It's a common belief that working longer hours can only cause problems in your relationship. However new research has shown that there is no link between working long hours and an unhappy relationship, and in fact even the opposite might be true.

A team of researchers from studied 285 couples in which both partners were pursuing their careers to look at a possible negative effect of long working hours on their relationships. The majority of the participants worked as academics at a university, with the remaining participants working in academic professions such as teaching or law or in managerial or technical positions such as IT consultant or engineer.

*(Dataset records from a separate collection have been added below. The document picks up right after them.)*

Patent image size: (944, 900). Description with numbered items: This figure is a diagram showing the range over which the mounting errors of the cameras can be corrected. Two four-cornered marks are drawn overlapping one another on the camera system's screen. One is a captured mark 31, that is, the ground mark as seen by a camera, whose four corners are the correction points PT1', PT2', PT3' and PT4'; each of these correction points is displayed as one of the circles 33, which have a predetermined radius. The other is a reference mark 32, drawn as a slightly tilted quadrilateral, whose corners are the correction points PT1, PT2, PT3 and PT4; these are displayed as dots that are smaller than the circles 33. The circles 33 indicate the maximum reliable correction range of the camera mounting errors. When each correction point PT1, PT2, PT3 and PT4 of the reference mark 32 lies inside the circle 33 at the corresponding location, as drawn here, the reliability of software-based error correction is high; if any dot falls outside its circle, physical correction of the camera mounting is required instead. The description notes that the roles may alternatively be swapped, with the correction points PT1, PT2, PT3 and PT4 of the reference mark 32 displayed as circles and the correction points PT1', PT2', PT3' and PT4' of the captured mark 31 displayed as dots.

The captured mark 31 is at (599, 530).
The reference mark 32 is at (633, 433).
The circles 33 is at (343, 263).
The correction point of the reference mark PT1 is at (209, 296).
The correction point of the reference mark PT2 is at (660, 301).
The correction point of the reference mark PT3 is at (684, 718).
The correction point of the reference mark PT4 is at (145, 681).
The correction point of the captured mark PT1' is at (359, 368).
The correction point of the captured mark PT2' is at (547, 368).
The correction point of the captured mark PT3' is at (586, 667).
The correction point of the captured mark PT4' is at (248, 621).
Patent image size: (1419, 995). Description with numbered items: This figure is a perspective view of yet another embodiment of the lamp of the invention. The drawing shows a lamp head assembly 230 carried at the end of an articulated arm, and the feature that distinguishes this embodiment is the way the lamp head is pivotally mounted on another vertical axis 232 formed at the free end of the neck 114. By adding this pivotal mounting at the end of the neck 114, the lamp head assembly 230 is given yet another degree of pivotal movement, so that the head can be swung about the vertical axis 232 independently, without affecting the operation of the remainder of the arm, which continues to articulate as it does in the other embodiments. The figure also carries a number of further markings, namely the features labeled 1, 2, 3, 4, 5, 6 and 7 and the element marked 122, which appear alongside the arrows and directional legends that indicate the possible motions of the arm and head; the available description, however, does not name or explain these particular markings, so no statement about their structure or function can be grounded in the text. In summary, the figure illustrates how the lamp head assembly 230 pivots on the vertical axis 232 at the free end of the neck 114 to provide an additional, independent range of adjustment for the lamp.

"Conventional wisdom and research seem to suggest that partners in dual career-couples have to decide whether they would rather risk their careers or their romantic relationship.... Our research questions the assumption that working longer hours is hazardous for all romantic relationship. Our study attempts to help answer the question of whether dual-career couples ... should be hesitant to devote many hours to their work when they fear negative relationship consequences."

To answer their questions the researchers looked at the hours participants worked, their satisfaction with their relationship, and their level of self-disclosure in their relationship, which measured their ability to express a need, wish, or want to their partner.

Participants answered three online questionnaires in total, answering two questionnaires to start and then the third six months later.

Instead of finding that working longer hours had a negative effect on the couple's relationship satisfaction, the team found that couples actually made extra effort with each other after work to make up for time lost with their partners through working long hours, leading the researchers to suggest that longer working hours could in some cases even be beneficial for a relationship.

The study was published by SAGE in the journal Human Relations in partnership with The Tavistock Insistute in the UK. It will be free to access on SAGE for a limited time.